Turning the router right around and having a looking at what’s on show behind the scenes, there is by no means any shortfall on ventilation. Whilst entry-level routers generally don’t tend to give off that much heat, high-powered routers such as this do get a little warm under the collar – hence the mass of triangular shaped holes all over the back of the unit.

At the foot of the router, we find a fairly standard array of connectivity options. Alongside four Gigabit Ethernet ports, we find a Gigabit WAN port, DC power button and jack, a factory reset button and finally a single USB3.0 port for connecting a printer or external storage device.

On the underside of the router we find the previously mentioned default wireless settings along with the default login credentials and the systems serial number and MAC address.

Whilst we’ve seen what the router has to offer on the outside, it’s time to go that little bit deeper with our router reviews. After all I’m sure you’d like to see exactly what makes these routers tick. Before I do though, I’m going to make the point now that taking the router apart WILL VOID YOUR WARRANTY. Myself and eTeknix as a whole will not be responsible for any damage that may be inflicted to your unit if you decide to take it apart – we do the breakdown so that you don’t have to.

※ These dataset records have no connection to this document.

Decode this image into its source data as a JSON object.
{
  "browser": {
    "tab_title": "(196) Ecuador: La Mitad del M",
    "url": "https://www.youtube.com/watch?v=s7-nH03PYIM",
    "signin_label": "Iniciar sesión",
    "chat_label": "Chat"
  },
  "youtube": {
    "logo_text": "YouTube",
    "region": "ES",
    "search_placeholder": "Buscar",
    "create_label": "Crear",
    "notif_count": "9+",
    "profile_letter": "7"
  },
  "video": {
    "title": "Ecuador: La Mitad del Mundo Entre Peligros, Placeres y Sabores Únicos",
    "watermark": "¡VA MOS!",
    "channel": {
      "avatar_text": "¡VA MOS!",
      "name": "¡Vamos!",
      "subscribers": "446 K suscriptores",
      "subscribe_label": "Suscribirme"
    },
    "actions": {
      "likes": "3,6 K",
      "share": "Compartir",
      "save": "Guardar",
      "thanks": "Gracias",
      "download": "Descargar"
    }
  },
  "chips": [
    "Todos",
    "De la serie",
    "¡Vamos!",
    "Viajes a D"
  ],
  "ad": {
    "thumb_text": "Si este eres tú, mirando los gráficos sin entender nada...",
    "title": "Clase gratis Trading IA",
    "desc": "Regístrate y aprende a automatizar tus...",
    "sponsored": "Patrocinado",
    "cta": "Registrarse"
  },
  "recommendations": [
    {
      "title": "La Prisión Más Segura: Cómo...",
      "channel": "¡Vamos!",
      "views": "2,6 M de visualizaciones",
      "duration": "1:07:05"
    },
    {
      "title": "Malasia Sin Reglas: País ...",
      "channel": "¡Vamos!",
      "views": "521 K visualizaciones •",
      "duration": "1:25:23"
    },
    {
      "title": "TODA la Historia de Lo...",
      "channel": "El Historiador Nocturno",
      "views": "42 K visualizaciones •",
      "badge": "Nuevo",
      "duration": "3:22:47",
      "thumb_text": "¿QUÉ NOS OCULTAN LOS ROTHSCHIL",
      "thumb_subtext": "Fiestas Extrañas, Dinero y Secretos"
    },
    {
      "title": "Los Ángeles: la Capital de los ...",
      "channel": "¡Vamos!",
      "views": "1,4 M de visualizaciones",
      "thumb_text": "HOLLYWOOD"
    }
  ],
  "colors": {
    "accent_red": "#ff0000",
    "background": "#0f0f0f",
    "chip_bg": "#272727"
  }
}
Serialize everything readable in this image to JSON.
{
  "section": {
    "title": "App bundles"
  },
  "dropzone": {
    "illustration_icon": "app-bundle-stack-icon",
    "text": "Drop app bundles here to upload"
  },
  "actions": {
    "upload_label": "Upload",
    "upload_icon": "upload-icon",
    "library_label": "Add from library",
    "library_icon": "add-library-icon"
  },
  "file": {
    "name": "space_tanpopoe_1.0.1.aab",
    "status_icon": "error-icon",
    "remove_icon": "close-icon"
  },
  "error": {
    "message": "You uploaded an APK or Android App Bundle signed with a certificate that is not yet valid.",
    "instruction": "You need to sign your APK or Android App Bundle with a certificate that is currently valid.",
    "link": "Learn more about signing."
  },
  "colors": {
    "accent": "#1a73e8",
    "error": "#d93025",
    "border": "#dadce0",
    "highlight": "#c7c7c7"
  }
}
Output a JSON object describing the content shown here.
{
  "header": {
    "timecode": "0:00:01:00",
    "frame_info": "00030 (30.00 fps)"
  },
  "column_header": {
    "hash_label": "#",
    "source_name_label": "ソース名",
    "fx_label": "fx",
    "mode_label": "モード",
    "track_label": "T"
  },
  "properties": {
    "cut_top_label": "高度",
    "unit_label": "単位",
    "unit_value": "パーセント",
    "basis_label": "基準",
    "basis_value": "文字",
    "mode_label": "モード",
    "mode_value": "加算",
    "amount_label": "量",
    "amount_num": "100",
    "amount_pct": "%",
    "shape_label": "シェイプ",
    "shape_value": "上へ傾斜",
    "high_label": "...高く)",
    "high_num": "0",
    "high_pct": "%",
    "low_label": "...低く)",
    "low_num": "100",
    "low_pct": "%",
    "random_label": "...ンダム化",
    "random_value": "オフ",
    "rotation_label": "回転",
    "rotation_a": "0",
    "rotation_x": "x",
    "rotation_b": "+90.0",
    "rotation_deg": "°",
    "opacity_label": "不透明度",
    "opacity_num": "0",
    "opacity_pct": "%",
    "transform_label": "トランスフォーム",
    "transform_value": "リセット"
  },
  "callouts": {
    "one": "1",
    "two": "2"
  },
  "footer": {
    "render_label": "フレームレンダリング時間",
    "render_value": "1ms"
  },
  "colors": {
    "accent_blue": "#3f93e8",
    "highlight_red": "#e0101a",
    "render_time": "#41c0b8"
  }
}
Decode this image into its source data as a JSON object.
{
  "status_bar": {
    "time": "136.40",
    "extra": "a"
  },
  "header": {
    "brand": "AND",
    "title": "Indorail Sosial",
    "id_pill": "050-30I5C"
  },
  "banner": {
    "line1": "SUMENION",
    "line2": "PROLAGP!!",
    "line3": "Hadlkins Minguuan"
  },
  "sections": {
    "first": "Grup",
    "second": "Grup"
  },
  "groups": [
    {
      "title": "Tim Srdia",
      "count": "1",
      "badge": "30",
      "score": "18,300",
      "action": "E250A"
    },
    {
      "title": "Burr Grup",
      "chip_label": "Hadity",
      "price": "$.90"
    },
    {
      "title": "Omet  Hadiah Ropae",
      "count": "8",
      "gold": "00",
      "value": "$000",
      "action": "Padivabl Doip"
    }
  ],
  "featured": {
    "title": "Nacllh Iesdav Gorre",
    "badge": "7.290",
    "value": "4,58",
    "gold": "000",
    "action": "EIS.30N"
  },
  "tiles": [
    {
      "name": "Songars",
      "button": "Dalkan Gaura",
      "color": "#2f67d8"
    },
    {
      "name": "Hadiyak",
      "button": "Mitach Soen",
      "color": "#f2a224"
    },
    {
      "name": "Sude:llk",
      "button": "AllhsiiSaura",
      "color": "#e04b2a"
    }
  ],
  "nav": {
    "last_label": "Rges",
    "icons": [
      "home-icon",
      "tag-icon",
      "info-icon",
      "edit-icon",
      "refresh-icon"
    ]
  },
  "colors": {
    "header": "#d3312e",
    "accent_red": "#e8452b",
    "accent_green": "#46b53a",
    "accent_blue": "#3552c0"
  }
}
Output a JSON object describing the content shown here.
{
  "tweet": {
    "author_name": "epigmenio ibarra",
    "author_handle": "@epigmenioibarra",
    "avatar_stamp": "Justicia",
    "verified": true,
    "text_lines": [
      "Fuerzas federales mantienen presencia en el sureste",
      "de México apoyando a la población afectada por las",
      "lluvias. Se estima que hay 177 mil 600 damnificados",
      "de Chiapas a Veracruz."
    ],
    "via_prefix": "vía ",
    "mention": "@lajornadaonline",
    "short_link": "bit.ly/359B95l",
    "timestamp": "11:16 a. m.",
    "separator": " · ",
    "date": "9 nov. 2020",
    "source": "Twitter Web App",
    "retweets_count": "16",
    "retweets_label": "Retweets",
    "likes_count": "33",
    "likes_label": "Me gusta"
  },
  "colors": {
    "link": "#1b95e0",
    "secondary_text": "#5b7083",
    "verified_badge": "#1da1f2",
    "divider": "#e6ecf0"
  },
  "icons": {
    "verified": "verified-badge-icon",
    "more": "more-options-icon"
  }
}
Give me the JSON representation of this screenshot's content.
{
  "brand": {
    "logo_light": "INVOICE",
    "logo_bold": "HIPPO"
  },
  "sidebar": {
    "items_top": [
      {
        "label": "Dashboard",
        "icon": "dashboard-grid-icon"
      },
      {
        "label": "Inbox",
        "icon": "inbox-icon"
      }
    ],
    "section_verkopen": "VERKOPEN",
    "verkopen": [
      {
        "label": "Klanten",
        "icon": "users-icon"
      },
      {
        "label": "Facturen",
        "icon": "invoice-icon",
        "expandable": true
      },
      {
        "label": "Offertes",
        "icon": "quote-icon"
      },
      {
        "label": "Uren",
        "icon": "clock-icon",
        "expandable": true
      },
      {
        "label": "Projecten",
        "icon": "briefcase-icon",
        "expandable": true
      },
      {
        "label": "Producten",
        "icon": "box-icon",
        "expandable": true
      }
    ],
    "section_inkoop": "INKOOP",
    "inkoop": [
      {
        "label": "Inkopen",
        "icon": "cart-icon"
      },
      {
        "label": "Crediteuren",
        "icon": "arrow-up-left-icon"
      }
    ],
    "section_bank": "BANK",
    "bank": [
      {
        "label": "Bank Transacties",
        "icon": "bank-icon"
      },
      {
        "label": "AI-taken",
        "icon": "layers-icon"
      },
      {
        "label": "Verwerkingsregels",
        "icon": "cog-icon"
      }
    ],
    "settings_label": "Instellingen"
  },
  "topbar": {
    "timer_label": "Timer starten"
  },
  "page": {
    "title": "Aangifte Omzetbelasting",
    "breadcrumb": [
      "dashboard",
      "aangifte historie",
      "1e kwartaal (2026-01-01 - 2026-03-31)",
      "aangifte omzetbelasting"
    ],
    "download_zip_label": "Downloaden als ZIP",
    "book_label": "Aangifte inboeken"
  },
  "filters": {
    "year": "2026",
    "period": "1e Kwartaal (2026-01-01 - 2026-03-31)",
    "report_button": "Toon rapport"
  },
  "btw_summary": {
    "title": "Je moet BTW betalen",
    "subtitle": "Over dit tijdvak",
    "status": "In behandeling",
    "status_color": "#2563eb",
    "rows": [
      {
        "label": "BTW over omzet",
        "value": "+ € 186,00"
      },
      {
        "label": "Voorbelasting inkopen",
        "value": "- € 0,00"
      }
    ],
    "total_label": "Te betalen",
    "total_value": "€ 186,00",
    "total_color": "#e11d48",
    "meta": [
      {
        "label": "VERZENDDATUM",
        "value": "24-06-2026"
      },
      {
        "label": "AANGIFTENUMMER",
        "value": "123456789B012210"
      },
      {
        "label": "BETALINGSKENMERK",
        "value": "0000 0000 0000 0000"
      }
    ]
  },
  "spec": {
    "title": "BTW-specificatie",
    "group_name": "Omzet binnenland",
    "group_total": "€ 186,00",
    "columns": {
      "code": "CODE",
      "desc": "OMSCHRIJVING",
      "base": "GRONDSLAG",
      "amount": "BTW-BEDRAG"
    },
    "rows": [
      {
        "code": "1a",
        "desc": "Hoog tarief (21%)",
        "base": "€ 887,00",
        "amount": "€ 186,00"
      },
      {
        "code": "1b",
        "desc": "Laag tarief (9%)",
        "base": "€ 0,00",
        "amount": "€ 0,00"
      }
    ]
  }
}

Prising the lid off the front of the R6250, we can initially see that the router has a relatively small PCB given the size of the case. The reason for this is that it allows for the antennae to be placed in an optimum position, saving the need to have external fittings.

Plugging in the router and powering it on we can see where the illumination on the front comes from. The front face of the PCB has two distinct lines of SMB LEDs – the upper eight lighting up the Netgear logo and the lower four for the power and status indication.

In the top of the plastic housing, there are a total of five individual antennae for the 2.4GHz and 5GHz radio transmissions. The position of the antennae within the unit is also very important. Netgear’s Beamforming technology relies on the routers ability to pin point where a particular wireless device is so that it can automatically channel the wireless signal to that unit individual client. By using this technology, Netgear are able to offer a more stable, reliable and faster connection to any devices that are connected – especially those that have a Netgear wireless adaptor with Beamforming technology.

Peeling back the protective tape that covers the antennae wires on either side of the PCB, we can see the remarkably small terminals that connect the antennae to the PCB.

Taking the PCB right out of the casing allows us to get a look at what lurks on the other side of the board. Instantly we can see there are a number of components of key interest. Lying at the heart of the board, under the largest of the heatsinks is a Broadcom BCM4708 dual-core 800MHz processor, giving the router the power it needs to handle the huge range of network features that it has to offer.

Just to the right of the CPU, underneath the smaller of two ceramic heatsinks, is a Broadcom BCM4360KMLG 5GHz 802.11AC Gigabit Transceiver. As its name suggests, this little chip is responsible for all 5GHz transmissions, be it AC or wireless N.

Next door to the 802.11AC transceiver is an RF shield covering the 5GHz power amplifiers, protecting nearby circuitry from any undue interference. On the edge of the PCB we can also see the two buttons for WPS connectivity and for turning the wireless on/off.

On the opposite end of the board is the second, but much larger, RF shield. Below this is a Broadcom BCM43217 transceiver for the 2.4GHz 802.11bgn radio and the accompanying power amplifiers.

Nestled beside the CPU we find a Samsung branded K9F1G08U0D SLC NAND IC that has been cut down to a modest 128MB capacity.

The last chip of interest that we can see on the R6250’s PCB is 256MB of Samsung K4B2G1646E-BCKO DDR3 SDRAM.